London Calling: It's Leonard Cohen

Before Leonard Cohen embarked on his current world tour — which is now winding its way through the United States and Canada — few, if any, could have predicted the septuagenarian would deliver a nearly three-hour, multiple-encore performance for all of his headlining dates. 

That the tour would be so well received proved — if not at first to Cohen, then certainly to his devoted fans — far less surprising.

Recorded on July 17, 2008 at the O2 Arena in the United Kingdom, Live in London (released this week as a 2CD set as well as on DVD) finds Cohen in unassuming command of his audience while paying unselfish deference toward his songs.

In serving the character and enduring distinction of his works — from early ruminations like “Hey, That’s No Way To Say Goodbye” and “Bird On The Wire” to latter-day prophesies like “Democracy” and “The Future” — Cohen enlivens them on the stage, revisiting his acute perceptions of the human psyche and soul.

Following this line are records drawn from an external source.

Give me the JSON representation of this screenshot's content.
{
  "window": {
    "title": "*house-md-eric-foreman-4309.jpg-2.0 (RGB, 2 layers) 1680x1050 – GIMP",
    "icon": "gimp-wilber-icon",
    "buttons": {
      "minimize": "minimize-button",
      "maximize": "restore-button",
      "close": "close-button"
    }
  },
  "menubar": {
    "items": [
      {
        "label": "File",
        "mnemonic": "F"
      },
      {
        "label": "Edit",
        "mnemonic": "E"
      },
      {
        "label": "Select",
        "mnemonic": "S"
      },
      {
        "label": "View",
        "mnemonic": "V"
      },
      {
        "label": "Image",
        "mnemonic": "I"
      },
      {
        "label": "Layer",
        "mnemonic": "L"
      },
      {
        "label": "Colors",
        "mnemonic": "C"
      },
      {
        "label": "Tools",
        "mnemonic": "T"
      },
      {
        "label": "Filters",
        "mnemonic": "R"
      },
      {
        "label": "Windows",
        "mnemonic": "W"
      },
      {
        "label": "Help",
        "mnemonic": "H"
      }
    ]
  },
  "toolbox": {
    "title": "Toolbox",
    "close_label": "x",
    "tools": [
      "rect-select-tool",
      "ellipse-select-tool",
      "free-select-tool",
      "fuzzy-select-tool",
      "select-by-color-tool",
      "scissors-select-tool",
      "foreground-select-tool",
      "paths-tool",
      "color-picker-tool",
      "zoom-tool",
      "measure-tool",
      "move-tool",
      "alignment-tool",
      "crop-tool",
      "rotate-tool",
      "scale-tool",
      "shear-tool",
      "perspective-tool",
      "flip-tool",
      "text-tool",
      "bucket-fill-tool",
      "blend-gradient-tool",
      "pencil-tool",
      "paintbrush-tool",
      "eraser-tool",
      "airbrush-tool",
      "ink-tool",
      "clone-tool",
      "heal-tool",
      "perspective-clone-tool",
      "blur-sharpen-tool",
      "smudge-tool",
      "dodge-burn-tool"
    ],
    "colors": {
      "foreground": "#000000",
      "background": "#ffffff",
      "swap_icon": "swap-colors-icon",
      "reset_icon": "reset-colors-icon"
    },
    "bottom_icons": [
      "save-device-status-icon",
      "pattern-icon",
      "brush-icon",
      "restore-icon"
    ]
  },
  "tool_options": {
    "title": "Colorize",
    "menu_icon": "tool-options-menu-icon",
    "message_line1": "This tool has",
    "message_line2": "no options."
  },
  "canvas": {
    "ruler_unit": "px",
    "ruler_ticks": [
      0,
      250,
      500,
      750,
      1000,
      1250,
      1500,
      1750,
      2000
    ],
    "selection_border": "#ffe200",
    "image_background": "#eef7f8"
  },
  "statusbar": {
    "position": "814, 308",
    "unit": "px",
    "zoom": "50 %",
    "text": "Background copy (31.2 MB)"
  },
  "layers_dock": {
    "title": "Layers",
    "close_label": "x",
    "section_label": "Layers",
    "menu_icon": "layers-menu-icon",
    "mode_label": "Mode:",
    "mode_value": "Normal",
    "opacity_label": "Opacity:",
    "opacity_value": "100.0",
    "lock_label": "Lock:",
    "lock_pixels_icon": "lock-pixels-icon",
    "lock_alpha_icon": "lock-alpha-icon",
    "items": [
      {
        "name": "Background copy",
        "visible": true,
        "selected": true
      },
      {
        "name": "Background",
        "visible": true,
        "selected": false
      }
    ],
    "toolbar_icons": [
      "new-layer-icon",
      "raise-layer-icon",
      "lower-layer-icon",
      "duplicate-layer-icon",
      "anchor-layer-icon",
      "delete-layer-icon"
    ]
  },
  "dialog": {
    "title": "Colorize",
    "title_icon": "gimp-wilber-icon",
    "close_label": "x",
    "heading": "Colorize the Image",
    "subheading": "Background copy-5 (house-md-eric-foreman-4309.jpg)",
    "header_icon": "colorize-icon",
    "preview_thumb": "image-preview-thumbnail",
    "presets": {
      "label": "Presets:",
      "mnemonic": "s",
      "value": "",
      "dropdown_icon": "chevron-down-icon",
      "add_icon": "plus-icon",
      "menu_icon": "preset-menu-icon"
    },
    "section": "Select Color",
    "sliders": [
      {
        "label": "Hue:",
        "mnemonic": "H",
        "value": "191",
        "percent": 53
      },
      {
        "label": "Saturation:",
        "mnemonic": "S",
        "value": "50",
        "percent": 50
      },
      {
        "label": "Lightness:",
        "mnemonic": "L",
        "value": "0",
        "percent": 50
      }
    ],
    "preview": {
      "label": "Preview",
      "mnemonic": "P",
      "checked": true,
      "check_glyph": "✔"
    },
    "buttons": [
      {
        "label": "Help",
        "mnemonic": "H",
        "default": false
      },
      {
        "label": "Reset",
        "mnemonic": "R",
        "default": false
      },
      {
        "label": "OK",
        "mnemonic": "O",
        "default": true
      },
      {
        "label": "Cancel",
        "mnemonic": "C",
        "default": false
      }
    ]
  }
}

Considering the dreary complexion that has long beset his canon and reputation, it’s striking (and refreshing) to behold Cohen in such good spirits as he is here, injecting some self-deprecating humor between songs or, better yet, within them. The audience often chokes up in laughter when he sings particular lines, many written decades ago — like “Well my friends are gone and my hair is grey/ I ache in the places where I used to play,” from “Tower of Song” — as if only then had everyone gotten the joke that was originally intended.

All the more remarkable, though, is what hasnt changed, particularly that the setlists haven’t varied considerably over the extensive arc of this tour; Cohen’s banter between songs hasn’t even deviated all that much either. And yet, for those who’ve taken in a show, even for those who’ve taken in multiple shows — witnessing Leonard Cohen summoning these timeless, treasured songs to fresh life — each concert feels altogether exhilarant and genuine.

For those, including this writer, who have attended a performance during this singular and epic concert tour, Live in London serves as a befitting and thoroughly enjoyable souvenir. For those who haven’t but who appreciate Cohen’s music nonetheless, both the audio and visual presentations make for outstanding live documents.